Heavy atom refinement

There is no doubt that the best program for carrying out this task is Sharp, written by G. Bricogne et al and available from http://www.globalphasing.com/. The installation of this program is none trivial for the novice computer manager, but is worth the large amount of effort this take for the high quality maps it produces. Both BnP and Solve/Resolve also carry out heavy atom position refinement.

Molecular replacement

CCP4 provides three very useful programs for structure solution by molecular replacement. J. Navaza's AmoRe is very rapid, allowing the user to carry out multiple trials of different models and resolution ranges to maximise the possibility of finding a solution. MolRep, a more sophisticated program that utilises Maximum Likelyhood targets, is slower, but more likely to find the right answer with a poorer model. Finally R. Read’s Beast is the latest molecular replacement program, it is extremely slow and thorough but very successful, and is thus the best choice for the most challanging problems. Also supported in the department are two programs that use a different methodology: EPMR (http://www.msg.ucsf.edu/local/programs/epmr/epmr.html) uses an evolutionary search algorithm: repeated rounds optimizing rotational and translational parameters for a set of random models and discarding the poorest scorers. CoMo carries out a six-dimensional search (both rotational and translational parameters), which can be successful where more traditional methods have failed.

Density modification

The interpretability of an initial map can be improved by both solvent flattening and non-crystallographic symmetry averaging, as well as a range of less powerful techniques.
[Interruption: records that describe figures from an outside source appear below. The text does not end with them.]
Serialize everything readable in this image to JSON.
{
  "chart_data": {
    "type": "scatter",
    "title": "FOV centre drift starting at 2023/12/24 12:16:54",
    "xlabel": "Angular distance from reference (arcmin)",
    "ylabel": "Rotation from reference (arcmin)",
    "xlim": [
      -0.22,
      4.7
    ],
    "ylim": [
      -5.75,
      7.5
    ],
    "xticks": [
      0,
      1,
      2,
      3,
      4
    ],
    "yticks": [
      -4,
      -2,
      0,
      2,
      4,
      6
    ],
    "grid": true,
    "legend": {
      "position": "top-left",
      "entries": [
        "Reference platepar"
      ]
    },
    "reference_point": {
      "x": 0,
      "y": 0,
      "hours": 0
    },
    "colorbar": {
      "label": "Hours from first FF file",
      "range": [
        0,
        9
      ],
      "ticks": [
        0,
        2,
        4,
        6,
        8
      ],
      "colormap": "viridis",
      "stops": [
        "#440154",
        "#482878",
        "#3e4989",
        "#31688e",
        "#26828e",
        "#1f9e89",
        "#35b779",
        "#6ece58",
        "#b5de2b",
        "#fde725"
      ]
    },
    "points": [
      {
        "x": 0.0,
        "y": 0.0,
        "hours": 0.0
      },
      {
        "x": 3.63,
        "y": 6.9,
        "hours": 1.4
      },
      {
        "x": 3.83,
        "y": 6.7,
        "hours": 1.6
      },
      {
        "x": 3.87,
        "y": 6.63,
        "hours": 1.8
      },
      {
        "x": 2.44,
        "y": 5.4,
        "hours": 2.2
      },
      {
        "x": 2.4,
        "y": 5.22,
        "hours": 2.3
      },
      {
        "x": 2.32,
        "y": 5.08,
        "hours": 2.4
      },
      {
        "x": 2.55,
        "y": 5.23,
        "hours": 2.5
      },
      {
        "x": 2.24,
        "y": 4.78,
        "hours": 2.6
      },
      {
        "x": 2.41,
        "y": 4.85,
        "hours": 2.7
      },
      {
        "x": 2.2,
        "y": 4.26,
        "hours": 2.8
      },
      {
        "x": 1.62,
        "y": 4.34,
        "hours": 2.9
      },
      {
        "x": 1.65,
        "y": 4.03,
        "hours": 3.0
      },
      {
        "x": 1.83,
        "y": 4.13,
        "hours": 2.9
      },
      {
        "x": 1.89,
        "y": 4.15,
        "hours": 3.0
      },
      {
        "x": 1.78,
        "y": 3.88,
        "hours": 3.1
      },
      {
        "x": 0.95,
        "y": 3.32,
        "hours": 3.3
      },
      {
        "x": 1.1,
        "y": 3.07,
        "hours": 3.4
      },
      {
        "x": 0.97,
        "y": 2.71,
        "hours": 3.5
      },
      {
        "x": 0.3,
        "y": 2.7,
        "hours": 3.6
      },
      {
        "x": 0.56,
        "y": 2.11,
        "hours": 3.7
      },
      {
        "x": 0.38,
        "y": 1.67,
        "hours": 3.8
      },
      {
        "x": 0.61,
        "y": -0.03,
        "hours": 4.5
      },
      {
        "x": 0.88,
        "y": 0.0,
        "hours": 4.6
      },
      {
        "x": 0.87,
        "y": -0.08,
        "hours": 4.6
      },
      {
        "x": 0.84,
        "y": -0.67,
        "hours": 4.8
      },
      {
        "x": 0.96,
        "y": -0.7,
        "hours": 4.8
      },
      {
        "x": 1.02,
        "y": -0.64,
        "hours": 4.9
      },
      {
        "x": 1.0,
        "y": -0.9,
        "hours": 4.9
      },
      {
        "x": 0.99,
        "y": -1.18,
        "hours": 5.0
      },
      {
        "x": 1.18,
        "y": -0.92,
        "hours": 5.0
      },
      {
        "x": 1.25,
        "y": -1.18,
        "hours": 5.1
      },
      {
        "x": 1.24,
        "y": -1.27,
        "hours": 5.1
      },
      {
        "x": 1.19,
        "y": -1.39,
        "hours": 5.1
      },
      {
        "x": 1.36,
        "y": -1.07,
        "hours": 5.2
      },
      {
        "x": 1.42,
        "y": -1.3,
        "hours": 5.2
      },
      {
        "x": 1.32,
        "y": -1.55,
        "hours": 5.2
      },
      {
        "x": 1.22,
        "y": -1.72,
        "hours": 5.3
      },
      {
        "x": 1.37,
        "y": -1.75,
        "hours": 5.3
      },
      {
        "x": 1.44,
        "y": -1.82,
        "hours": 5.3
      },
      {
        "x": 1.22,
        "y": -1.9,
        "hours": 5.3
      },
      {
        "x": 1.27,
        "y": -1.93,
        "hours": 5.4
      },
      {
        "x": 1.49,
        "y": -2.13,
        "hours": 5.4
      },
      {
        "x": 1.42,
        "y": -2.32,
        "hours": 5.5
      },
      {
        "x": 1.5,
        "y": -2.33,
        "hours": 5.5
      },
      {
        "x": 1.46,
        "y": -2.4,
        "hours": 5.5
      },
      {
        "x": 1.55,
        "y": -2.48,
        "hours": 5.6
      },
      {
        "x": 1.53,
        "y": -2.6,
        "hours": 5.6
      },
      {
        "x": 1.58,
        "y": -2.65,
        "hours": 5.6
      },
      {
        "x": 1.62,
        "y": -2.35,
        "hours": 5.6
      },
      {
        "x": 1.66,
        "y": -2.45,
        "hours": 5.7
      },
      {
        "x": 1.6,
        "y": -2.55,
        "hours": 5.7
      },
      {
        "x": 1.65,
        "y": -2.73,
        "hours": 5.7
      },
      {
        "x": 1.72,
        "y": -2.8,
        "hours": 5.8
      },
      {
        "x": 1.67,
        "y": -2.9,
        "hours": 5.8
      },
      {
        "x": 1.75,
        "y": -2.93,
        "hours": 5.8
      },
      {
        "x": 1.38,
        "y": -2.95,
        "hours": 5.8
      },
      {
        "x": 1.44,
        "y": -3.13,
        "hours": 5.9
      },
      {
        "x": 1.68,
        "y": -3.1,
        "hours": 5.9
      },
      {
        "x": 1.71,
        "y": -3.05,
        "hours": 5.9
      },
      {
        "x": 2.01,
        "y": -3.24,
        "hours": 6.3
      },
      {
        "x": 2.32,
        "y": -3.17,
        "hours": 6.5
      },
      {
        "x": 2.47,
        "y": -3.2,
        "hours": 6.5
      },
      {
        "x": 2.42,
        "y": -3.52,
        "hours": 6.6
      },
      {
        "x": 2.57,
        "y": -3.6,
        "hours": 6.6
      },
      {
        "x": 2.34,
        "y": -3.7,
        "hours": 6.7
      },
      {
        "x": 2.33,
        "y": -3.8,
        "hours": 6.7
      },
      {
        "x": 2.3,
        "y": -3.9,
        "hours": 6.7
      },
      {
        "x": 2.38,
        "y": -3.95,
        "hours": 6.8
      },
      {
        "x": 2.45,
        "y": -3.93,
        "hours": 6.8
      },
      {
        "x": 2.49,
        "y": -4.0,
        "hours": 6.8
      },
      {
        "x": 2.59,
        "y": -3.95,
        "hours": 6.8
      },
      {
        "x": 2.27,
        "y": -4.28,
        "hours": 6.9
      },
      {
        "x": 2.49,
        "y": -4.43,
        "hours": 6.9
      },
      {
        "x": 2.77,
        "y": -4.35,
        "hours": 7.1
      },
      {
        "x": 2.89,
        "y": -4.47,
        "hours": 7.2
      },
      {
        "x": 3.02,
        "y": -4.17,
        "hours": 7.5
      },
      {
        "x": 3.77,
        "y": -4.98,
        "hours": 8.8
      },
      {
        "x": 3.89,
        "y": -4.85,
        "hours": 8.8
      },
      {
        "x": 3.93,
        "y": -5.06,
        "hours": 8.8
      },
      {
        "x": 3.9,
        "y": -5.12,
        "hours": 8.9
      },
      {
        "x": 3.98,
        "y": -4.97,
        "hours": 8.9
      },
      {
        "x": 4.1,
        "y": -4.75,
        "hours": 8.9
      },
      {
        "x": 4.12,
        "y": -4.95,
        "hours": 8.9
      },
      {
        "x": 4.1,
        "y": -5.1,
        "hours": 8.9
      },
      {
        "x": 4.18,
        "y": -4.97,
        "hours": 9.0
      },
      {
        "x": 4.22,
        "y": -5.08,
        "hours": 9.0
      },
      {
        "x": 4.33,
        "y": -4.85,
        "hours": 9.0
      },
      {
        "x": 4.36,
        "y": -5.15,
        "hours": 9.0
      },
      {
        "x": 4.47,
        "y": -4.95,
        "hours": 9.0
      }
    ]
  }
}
CCP4 provides DM and Solomon (which has the novel 'solvent-flipping' algorithm) for this. T. Terwilliger's Resolve (http://resolve.lanl.gov/) also carries out these functions with slightly different methodology. Finally the Uppsala Software Factory (http://xray.bmc.uu.se/~gerard/manuals/) provides a number of programs to carry out these operations.

Automated building

Arp/Warp (http://www.embl-hamburg.de/ARP/) is perhaps the most famous automated building package, and the latest version (6.0), although downloaded separately, can be started from within ccp4i. Arp/warp requires resolutions in excess of 2.0Å to succeed. Those of us less fortunate can use Resolve to generate and initial chain trace, or FFFear, which uses a real space search to place stretches of idealised helix and strand in an electron density map. Those blessed with atomic resolution data will want to try the direct method structure solution available in Acorn in CCP4.

Model building

No matter how good the data, we all have to compare the model and the map sooner or later. Two programs are used for this within this department. Alwyn Jones’ O (http://www.imsb.au.dk/~mok/o/) was for many years the only widely used protein crystallography building program. It is still extremely good for model building, especially from scratch. However, Duncan McRae's XtalView (http://www.scripps.edu/pub/dem-web/toc.html) is being increasingly used and is particularly good when making alterations to an existing model.

Refinement

Once a model has been built, Birkbeck supports a number of programs for refining it. CNS (http://cns.csb.yale.edu/v1.1/), with A. Brunger's simulated annealing protocols is perhaps most useful at medium to low resolution. Refmac 5, from the CCP4 suite is very efficient at slightly higher resolution, and finally where the data approach atomic resolution, then G. Sheldrick's SHELXL offers the greatest flexibility.

Model validation

It is easy to forget tools for model validation, but trying to ensure our model is as accurate and unbiased as possible is an important part of the structure solution process. Under the CCP4 suite, ProCheck and SFCheck provide a number of useful indicators.

The above is a very selective list from the vast area of protein crystallography programs available, and is biased towards those that are free of charge. However, installation of at least one program from each of the above categories should allow the user to solve their structure, without too many scenes like those in figure 2!